Complex & Intelligent Systems ( IF 5.0 ) Pub Date : 2024-08-19 , DOI: 10.1007/s40747-024-01571-4 Zanxi Ruan , Yingmei Wei , Yanming Guo , Yuxiang Xie
Most previous few-shot action recognition works tend to process video temporal and spatial features separately, resulting in insufficient extraction of comprehensive features. In this paper, a novel hybrid attentive prototypical network (HAPN) framework for few-shot action recognition is proposed. Distinguished by its joint processing of temporal and spatial information, the HAPN framework strategically manipulates these dimensions from feature extraction to the attention module, consequently enhancing its ability to perform action recognition tasks. Our framework utilizes the R(2+1)D backbone network, coupling the extraction of integrated temporal and spatial features to ensure a comprehensive understanding of video content. Additionally, our framework introduces the novel Residual Tri-dimensional Attention (ResTriDA) mechanism, specifically designed to augment feature information across the temporal, spatial, and channel dimensions. ResTriDA dynamically enhances crucial aspects of video features by amplifying significant channel-wise features for action distinction, accentuating spatial details vital for capturing the essence of actions within frames, and emphasizing temporal dynamics to capture movement over time. We further propose a prototypical attentive matching module (PAM) built on the concept of metric learning to resolve the overfitting issue common in few-shot tasks. We evaluate our HAPN framework on three classical few-shot action recognition datasets: Kinetics-100, UCF101, and HMDB51. The results indicate that our framework significantly outperformed state-of-the-art methods. Notably, the 1-shot task, demonstrated an increase of 9.8% in accuracy on UCF101 and improvements of 3.9% on HMDB51 and 12.4% on Kinetics-100. These gains confirm the robustness and effectiveness of our approach in leveraging limited data for precise action recognition.
中文翻译:
用于少量动作识别的混合注意力原型网络
以往的少镜头动作识别工作大多倾向于分别处理视频的时间和空间特征,导致综合特征提取不足。

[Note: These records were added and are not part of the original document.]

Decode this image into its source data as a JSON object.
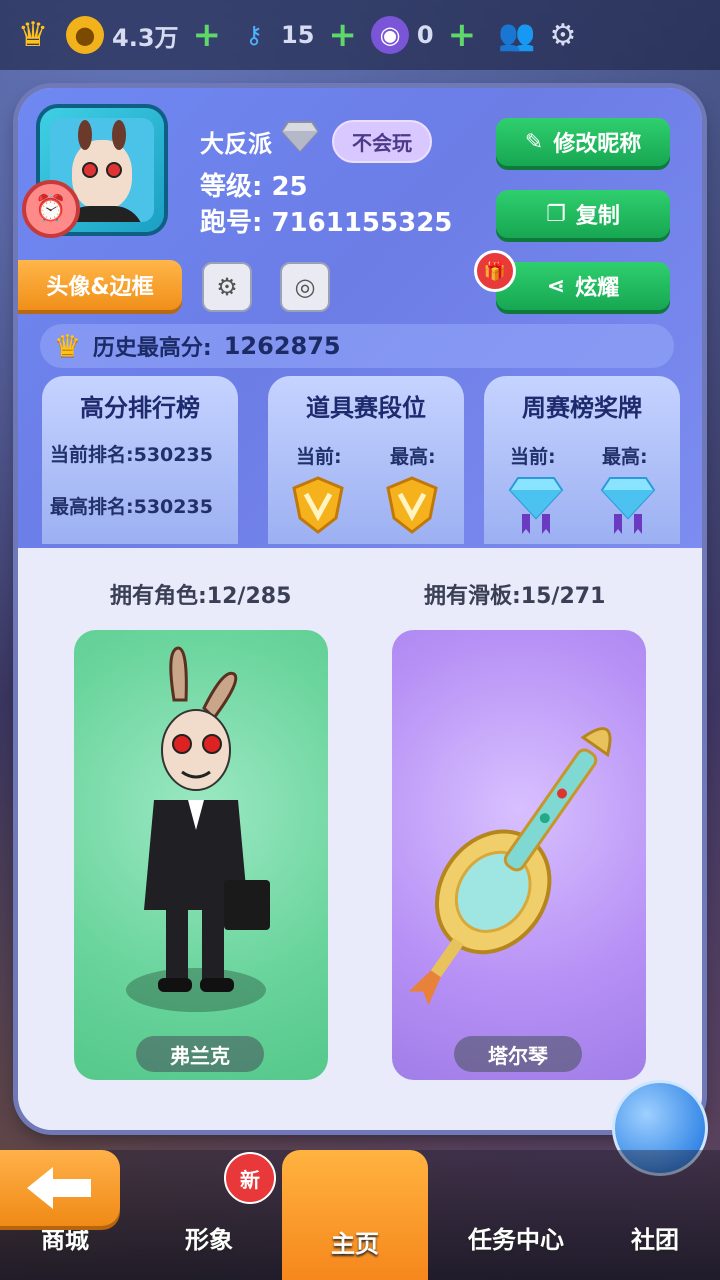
{
  "topbar": {
    "coins": "4.3万",
    "keys": "15",
    "tokens": "0"
  },
  "profile": {
    "name": "大反派",
    "tag": "不会玩",
    "level_label": "等级:",
    "level": "25",
    "run_id_label": "跑号:",
    "run_id": "7161155325",
    "avatar_frame_button": "头像&边框",
    "edit_name_button": "修改昵称",
    "copy_button": "复制",
    "share_button": "炫耀"
  },
  "high_score": {
    "label": "历史最高分:",
    "value": "1262875"
  },
  "cards": {
    "leaderboard": {
      "title": "高分排行榜",
      "current_rank": "当前排名:530235",
      "best_rank": "最高排名:530235"
    },
    "item_tier": {
      "title": "道具赛段位",
      "current": "当前:",
      "highest": "最高:"
    },
    "weekly": {
      "title": "周赛榜奖牌",
      "current": "当前:",
      "highest": "最高:"
    }
  },
  "collection": {
    "characters_owned": "拥有角色:12/285",
    "boards_owned": "拥有滑板:15/271",
    "character_name": "弗兰克",
    "board_name": "塔尔琴"
  },
  "nav": {
    "shop": "商城",
    "outfit": "形象",
    "home": "主页",
    "tasks": "任务中心",
    "club": "社团",
    "new_badge": "新"
  },
  "colors": {
    "accent_green": "#1fb85f",
    "accent_orange": "#f59a22",
    "panel_blue": "#6f88f2"
  }
}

在本文中,提出了一种用于少镜头动作识别的新型混合注意原型网络(HAPN)框架。 HAPN 框架的特点是联合处理时间和空间信息,从特征提取到注意力模块,策略性地操纵这些维度,从而增强其执行动作识别任务的能力。我们的框架利用 R(2+1)D 主干网络,耦合集成时间和空间特征的提取,以确保对视频内容的全面理解。此外,我们的框架引入了新颖的残差三维注意力(ResTriDA)机制,专门设计用于增强跨时间、空间和通道维度的特征信息。 ResTriDA 通过放大重要的通道特征来动态增强视频功能的关键方面,以区分动作,强调对于捕捉帧内动作本质至关重要的空间细节,并强调时间动态以捕捉随时间变化的运动。我们进一步提出了一种基于度量学习概念的原型注意力匹配模块(PAM),以解决小样本任务中常见的过度拟合问题。我们在三个经典的少样本动作识别数据集上评估我们的 HAPN 框架:Kinetics-100、UCF101 和 HMDB51。结果表明,我们的框架明显优于最先进的方法。值得注意的是,1-shot 任务在 UCF101 上的准确度提高了 9.8%,在 HMDB51 上提高了 3.9%,在 Kinetics-100 上提高了 12.4%。 这些成果证实了我们的方法在利用有限数据进行精确动作识别方面的稳健性和有效性。